Associate Professor Mel Baron was honored with the American Pharmacists Association Foundation Pinnacle Award for Individual Career Achievement, at the APhA headquarters in Washington, DC on June 27.
The award recognizes individuals who have demonstrated exceptional leadership in enhancing health care quality and medication use. Baron was chosen for the award for his novel approach to providing health information to the Latino community.
“Baron is tireless when it comes to helping people get the information and services they need to optimize health,” stated the APhA in a new release announcing the award. “He has been a strong advocate for the profession of pharmacy for over 50 years, illustrating the pharmacist’s abilities to improve patient outcomes, educate the public and save health-care dollars.”
Believing that knowledge is a powerful tool and that effective health materials for low-literacy populations are especially lacking, Baron has led a team that has published a series of six fotonovelas, written in comic book fashion in both Spanish and English, that address medication compliance, diabetes, dementia, folic acid, depression, and pediatric asthma. Each fotonovela is based on research conducted in Latino communities to determine what common myths and misconceptions exist and how best to address these issues to remove barriers to treatment adherence.

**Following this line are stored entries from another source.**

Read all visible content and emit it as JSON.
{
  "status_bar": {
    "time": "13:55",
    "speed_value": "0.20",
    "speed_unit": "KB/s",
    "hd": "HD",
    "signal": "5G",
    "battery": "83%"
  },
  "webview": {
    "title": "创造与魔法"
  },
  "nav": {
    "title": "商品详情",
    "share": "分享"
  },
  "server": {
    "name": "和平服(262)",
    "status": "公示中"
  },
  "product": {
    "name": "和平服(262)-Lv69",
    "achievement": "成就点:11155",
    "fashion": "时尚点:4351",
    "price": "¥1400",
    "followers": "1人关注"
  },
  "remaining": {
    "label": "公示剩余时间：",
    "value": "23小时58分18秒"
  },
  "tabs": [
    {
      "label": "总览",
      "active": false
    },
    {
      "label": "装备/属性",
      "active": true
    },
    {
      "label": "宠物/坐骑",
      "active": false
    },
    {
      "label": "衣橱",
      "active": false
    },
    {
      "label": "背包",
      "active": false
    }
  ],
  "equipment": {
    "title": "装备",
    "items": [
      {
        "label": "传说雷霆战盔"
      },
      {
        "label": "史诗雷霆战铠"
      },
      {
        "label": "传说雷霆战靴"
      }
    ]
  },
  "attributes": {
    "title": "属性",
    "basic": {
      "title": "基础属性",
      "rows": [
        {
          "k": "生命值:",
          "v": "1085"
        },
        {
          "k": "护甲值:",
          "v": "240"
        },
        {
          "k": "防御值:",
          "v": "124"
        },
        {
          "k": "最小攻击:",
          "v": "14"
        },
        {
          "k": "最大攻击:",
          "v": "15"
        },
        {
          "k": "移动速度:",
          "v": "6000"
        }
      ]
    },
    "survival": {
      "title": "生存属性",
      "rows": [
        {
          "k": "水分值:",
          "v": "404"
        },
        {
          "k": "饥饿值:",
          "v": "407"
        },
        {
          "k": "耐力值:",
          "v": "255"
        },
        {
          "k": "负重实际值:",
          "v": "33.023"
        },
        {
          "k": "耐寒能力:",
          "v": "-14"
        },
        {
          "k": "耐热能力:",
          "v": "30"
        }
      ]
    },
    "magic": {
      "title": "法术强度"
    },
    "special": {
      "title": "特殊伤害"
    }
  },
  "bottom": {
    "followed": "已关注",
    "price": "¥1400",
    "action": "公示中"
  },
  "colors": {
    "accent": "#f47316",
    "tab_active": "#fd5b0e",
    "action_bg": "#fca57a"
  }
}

Empirical studies conducted by the Institute for Health Promotion and Disease Prevention Research at USC and the Healthcare Management Corporation have shown that the fotonovelas are effective tools in increasing knowledge and changing behaviors among at-risk Latino populations.
Baron first realized the need for health literacy materials geared towards low-income, Spanish-speaking populations while working in the safety-net clinics that provide many of these patients with health care. He spearheaded the USC School of Pharmacy’s involvement in these clinics, located in areas where many people are un- or underinsured, and has been actively working within them for the past decade.
The integration of pharmacy services into the safety-net clinics has produced stellar results, improving patient outcomes on a statistically significant scale while saving health care dollars.
Baron’s receipt of the Pinnacle Award was honored by Congresswoman Lucille Roybal-Allard, who noted his exceptional community service in a proclamation entered in the Congressional Record on June 23.
What’s next for Dr. Baron? A fotonovela on childhood obesity is in final stages of production and a series of DVDs for prospective kidney transplant patients and their families, made possible by a $599,887 grant from UniHealth Foundation, is also underway.